Well, this is what the pear wants: nights off practice during the week, I can do housework or bills. Or you know, spend time with the sweetie man while awake. Not: writing. Not even on days off work, when what seems most important is to wash the kitchen floor.

So fine, early morning practices on the weekend. Truthfully, the pear wishes practices were at ten instead of Saturday at nine and Sunday at eight, and actually the pear wishes we didn't have to practice Sundays at all. It likes being on Second Wind, though. It's tough to get out of bed, but practice wakes you up. You're done by eleven and ten, so you have the whole day ahead; you could clean the house then, or sit down and write your screenplay. But no, the pear wants to eat a bowl of cereal and go back to bed. For the rest of the day, pretty much. I really could not care less about cleaning or writing. And I have cured myself more or less of being able to do things that I don't want to do. This sounds pretty terrible, but I'm serious about being serious about recovery. I will have more to say about this later, but it seems that my subconscious has gotten with the program. Though I just heard my subconscious roll its eyes. Just because you're verbal doesn't mean I'm not way ahead of you. But because I'm verbal, I can tell you that I'm doing a lot better now that I'm not struggling with my subconscious or with my body more to the point. I can't expect my body to succeed if I ask it to work and don't allow for rest. Doing derby is like an iceberg, the part that doesn't show is how much rest you need. I mean, everything is like an iceberg. Everything takes more time than you think, you have to calculate the whole volume of the iceberg you're taking on or you're going to sink your little boat.

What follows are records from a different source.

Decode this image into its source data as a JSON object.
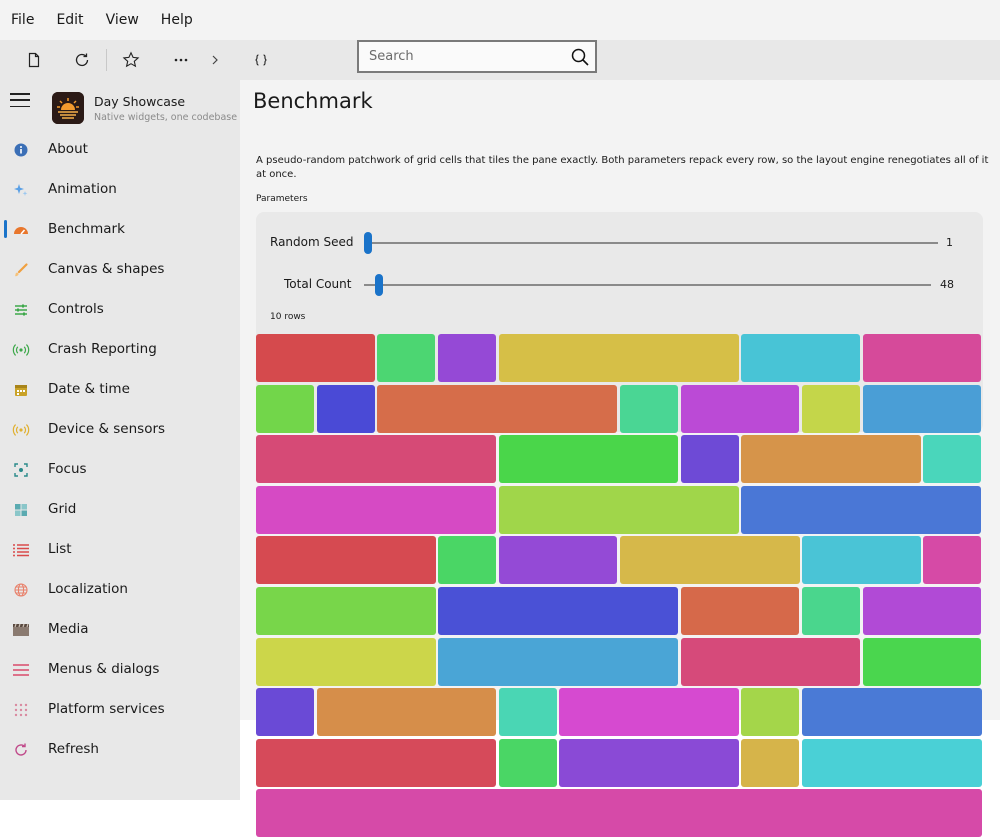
{
  "menu": [
    "File",
    "Edit",
    "View",
    "Help"
  ],
  "search": {
    "placeholder": "Search"
  },
  "app": {
    "title": "Day Showcase",
    "subtitle": "Native widgets, one codebase"
  },
  "nav": [
    {
      "label": "About",
      "icon": "info-icon",
      "color": "#3b6fb6"
    },
    {
      "label": "Animation",
      "icon": "sparkle-icon",
      "color": "#5aa0e6"
    },
    {
      "label": "Benchmark",
      "icon": "gauge-icon",
      "color": "#e8762c",
      "active": true
    },
    {
      "label": "Canvas & shapes",
      "icon": "brush-icon",
      "color": "#f0a040"
    },
    {
      "label": "Controls",
      "icon": "sliders-icon",
      "color": "#3da84a"
    },
    {
      "label": "Crash Reporting",
      "icon": "broadcast-icon",
      "color": "#3da84a"
    },
    {
      "label": "Date & time",
      "icon": "calendar-icon",
      "color": "#c9a227"
    },
    {
      "label": "Device & sensors",
      "icon": "broadcast-icon",
      "color": "#e0b030"
    },
    {
      "label": "Focus",
      "icon": "focus-icon",
      "color": "#2a8a8a"
    },
    {
      "label": "Grid",
      "icon": "grid-icon",
      "color": "#3a9aa0"
    },
    {
      "label": "List",
      "icon": "list-icon",
      "color": "#d94a4a"
    },
    {
      "label": "Localization",
      "icon": "globe-icon",
      "color": "#e8806a"
    },
    {
      "label": "Media",
      "icon": "clapper-icon",
      "color": "#8a7a70"
    },
    {
      "label": "Menus & dialogs",
      "icon": "menu-icon",
      "color": "#d94a6a"
    },
    {
      "label": "Platform services",
      "icon": "dots-grid-icon",
      "color": "#d98aa0"
    },
    {
      "label": "Refresh",
      "icon": "refresh-icon",
      "color": "#c04a8a"
    }
  ],
  "page": {
    "title": "Benchmark",
    "description": "A pseudo-random patchwork of grid cells that tiles the pane exactly. Both parameters repack every row, so the layout engine renegotiates all of it at once.",
    "params_label": "Parameters",
    "rows_label": "10 rows"
  },
  "sliders": {
    "seed": {
      "label": "Random Seed",
      "value": "1",
      "fraction": 0.0
    },
    "count": {
      "label": "Total Count",
      "value": "48",
      "fraction": 0.02
    }
  },
  "grid": {
    "columns": 12,
    "rows": [
      [
        [
          2,
          "#d54a4d"
        ],
        [
          1,
          "#4cd672"
        ],
        [
          1,
          "#9549d6"
        ],
        [
          4,
          "#d6bf47"
        ],
        [
          2,
          "#48c4d6"
        ],
        [
          2,
          "#d64a9a"
        ]
      ],
      [
        [
          1,
          "#72d64a"
        ],
        [
          1,
          "#4a4ad6"
        ],
        [
          4,
          "#d66d4a"
        ],
        [
          1,
          "#4ad694"
        ],
        [
          2,
          "#bb4ad6"
        ],
        [
          1,
          "#c4d64a"
        ],
        [
          2,
          "#4a9ed6"
        ]
      ],
      [
        [
          4,
          "#d64a76"
        ],
        [
          3,
          "#4ad64a"
        ],
        [
          1,
          "#6e4ad6"
        ],
        [
          3,
          "#d6944a"
        ],
        [
          1,
          "#4ad6bb"
        ]
      ],
      [
        [
          4,
          "#d64ac4"
        ],
        [
          4,
          "#a0d64a"
        ],
        [
          4,
          "#4a77d6"
        ]
      ],
      [
        [
          3,
          "#d64a51"
        ],
        [
          1,
          "#4ad665"
        ],
        [
          2,
          "#944ad6"
        ],
        [
          3,
          "#d6b84a"
        ],
        [
          2,
          "#4ac4d6"
        ],
        [
          1,
          "#d64aa6"
        ]
      ],
      [
        [
          3,
          "#78d64a"
        ],
        [
          4,
          "#4a51d6"
        ],
        [
          2,
          "#d6694a"
        ],
        [
          1,
          "#4ad68d"
        ],
        [
          2,
          "#b14ad6"
        ]
      ],
      [
        [
          3,
          "#ccd64a"
        ],
        [
          4,
          "#4aa5d6"
        ],
        [
          3,
          "#d64a7a"
        ],
        [
          2,
          "#4ad64e"
        ]
      ],
      [
        [
          1,
          "#6a4ad6"
        ],
        [
          3,
          "#d68e4a"
        ],
        [
          1,
          "#4ad6b4"
        ],
        [
          3,
          "#d64ad0"
        ],
        [
          1,
          "#a4d64a"
        ],
        [
          3,
          "#4a7ad6"
        ]
      ],
      [
        [
          4,
          "#d64a5a"
        ],
        [
          1,
          "#4ad665"
        ],
        [
          3,
          "#8a4ad6"
        ],
        [
          1,
          "#d6b44a"
        ],
        [
          3,
          "#4ad0d6"
        ]
      ],
      [
        [
          12,
          "#d64aa8"
        ]
      ]
    ]
  }
}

Except then Monday morning, I go into work and then I want to write. The switch was off, now it's on. Ideas are spewing out of my head, I should probably say, not for my screenplay, but for freelance articles. When what I need to do is redesign this database. If the pear had its way like it does on the weekend, I would chuck the database and work on articles; but the pear has to pay rent, and also, hello, plays derby and needs health insurance.

Just because I'm not answering doesn't mean that I don't hear you, pear. I'm thinking. Don't give me hives or anything to get my attention.

My mom used to say, Dog is barking! when nobody listened to her about dinner being on the table.